Sunday, April 28, 2013

The 10 commandments of the Philippines' Cybercrime Law

  1. You shall only say nice things on the Internet--This is the main fault attributed to the law: It's a violation of the Freedom of Expression with its cyberlibel provision. Thanks to this provision inserted "without knowledge" by most of the lawmakers, if you say something bad against certain people on the Internet, you can be charged in court. What's more, according to Bayan Muna Representative Teddy Casiño, this not only applies to statements you make on the Internet but also on smartphones or with any device you use to access the Internet. So yes, this covers texting.
  2. You cannot tell the Truth, whether joking or seriously, if it hurts someone--In relation to the 1st Commandment, regardless if you state a fact or you use satire or sarcasm or even say something in a joking tone on the 'net, you can still be held liable for cyberlibel for impugning against another person's supposed dignity as per the anti-libel law of the Revised Penal Code.
  3. What you say can be held against you forever--According to online legal expert Atty. JJ Disini, because of the nature of your online posts, anything you posted years ago that are still live today can be still held against you in a court of law.
  4. What you like can also be held against you--In relation to the 3rd Commandment, liking a FB post can be considered as abetting libel. Retweeting a probably libelous tweet might be covered here as well so be warned.
  5. The government now has the power to take down your Internet--Thanks to the power given by the law, the Department of Justice, together with its arms in the National Bureau of Investigation and the Philippine National Police have the power to order the shutdown of Web sites if there is prima facie evidence of violation of the law--even without a court warrant.
  6. Your Internet is required to compile evidence against you--In relation to the 5th Commandment, Internet service providers are now required to keep their data for six months after which they can be forced to keep it for six more months if authorities request it.
  7. You can be punished more harshly for online crimes than for real life crimes--Thanks to the wording of the law, punishment for those charged with this law is "one degree higher" than that provided for in the Revised Penal Code. Because of this, if you're charged with online libel, you can be fined a million bucks or spend 12 months in jail.
  8. You must trust the government to do the right thing in implementing the law--The government refuses to budge on this law, saying the public should trust them to come up with the proper Implementing Rules and Regulation to ensure that there won't be abuses of the law despite the vague wording. This after the some of the lawmakers who signed the law admitted they had no idea what had gone into the law.
  9. The law shall apply to all Filipinos wherever they are--Just because you think you're not in the Philippines, you can escape jurisdiction from this Philippine law. Think again: this law has universal jurisdiction. Even your electronic devices that are situated (or even partly) in the Philippines are under jurisdiction under this law.
  10. The law doesn't really protect you--Supposedly it goes after identity-theft. However, because of the heavy provisions against online libel, a hacker can take over your account and post libelous stuff, and then pull out. From the safety of distance, he can watch the fireworks fly as the government screws you over. So yes, it can protect industries and the rich and powerful, just not you.
(Credit to Joseph H. Nacino of The Virtual Eye)

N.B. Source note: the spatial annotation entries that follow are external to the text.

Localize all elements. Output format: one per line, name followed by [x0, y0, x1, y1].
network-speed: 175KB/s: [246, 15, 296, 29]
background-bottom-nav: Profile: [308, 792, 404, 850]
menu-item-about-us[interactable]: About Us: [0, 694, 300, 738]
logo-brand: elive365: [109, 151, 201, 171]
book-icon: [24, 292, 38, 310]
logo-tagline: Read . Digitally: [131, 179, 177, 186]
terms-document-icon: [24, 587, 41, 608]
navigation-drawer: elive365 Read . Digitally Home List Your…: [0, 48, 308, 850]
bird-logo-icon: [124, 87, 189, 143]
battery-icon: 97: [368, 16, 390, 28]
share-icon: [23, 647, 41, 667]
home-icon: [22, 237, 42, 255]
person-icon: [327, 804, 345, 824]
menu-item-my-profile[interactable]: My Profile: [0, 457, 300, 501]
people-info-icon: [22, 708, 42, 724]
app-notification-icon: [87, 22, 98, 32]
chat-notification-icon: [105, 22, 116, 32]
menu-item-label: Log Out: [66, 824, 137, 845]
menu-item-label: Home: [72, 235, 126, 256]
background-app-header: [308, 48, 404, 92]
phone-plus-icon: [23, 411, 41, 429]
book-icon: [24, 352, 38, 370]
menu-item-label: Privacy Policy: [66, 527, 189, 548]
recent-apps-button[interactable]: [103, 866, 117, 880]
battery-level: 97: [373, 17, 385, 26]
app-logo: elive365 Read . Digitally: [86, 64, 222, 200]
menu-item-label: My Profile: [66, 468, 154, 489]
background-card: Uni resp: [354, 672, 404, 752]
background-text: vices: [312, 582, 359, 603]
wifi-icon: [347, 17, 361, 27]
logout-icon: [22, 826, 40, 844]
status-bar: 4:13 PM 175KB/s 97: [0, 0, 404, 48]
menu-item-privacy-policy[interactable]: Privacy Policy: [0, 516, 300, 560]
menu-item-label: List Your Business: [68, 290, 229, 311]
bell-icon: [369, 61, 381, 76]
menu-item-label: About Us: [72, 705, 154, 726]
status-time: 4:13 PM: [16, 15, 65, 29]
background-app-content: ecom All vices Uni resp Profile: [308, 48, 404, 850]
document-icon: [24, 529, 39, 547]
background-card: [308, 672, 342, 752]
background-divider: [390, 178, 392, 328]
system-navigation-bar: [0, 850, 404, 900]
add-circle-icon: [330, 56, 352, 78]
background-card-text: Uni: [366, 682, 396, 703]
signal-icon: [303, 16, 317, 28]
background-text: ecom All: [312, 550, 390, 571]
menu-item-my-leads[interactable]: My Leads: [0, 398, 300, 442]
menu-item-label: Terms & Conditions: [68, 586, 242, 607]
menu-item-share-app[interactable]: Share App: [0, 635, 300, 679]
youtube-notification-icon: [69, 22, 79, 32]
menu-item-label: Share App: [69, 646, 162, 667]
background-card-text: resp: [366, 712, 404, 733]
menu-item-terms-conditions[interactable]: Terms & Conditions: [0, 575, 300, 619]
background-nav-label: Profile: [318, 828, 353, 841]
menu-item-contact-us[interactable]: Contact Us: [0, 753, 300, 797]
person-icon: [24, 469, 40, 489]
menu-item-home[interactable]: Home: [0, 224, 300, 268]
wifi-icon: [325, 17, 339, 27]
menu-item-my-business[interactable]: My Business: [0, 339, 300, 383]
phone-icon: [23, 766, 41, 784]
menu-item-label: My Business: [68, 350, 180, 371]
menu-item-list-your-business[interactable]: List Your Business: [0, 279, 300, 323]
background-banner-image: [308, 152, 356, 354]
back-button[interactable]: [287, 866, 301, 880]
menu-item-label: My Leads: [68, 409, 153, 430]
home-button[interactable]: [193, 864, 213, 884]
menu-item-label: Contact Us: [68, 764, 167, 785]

The Cybercrime Prevention Act of 2012, officially recorded as Republic Act No. 10175, is a law in the Philippines approved on 12 September 2012. It aims to address legal issues concerning online interactions and the Internet in the Philippines. Among the cybercrime offenses included in the bill are cybersquatting, cybersex, child pornography, identity theft, illegal access to data and libel.
While hailed for penalizing illegal acts done via the internet that were not covered by old laws, the act has been criticized for its provision on criminalizing libel, which is perceived to be a curtailment in freedom of expression.
On October 9, 2012, the Supreme Court of the Philippines issued a temporary restraining order, stopping implementation of the Act for 120 days, and extended it on 5 February 2013 "until further orders from the court."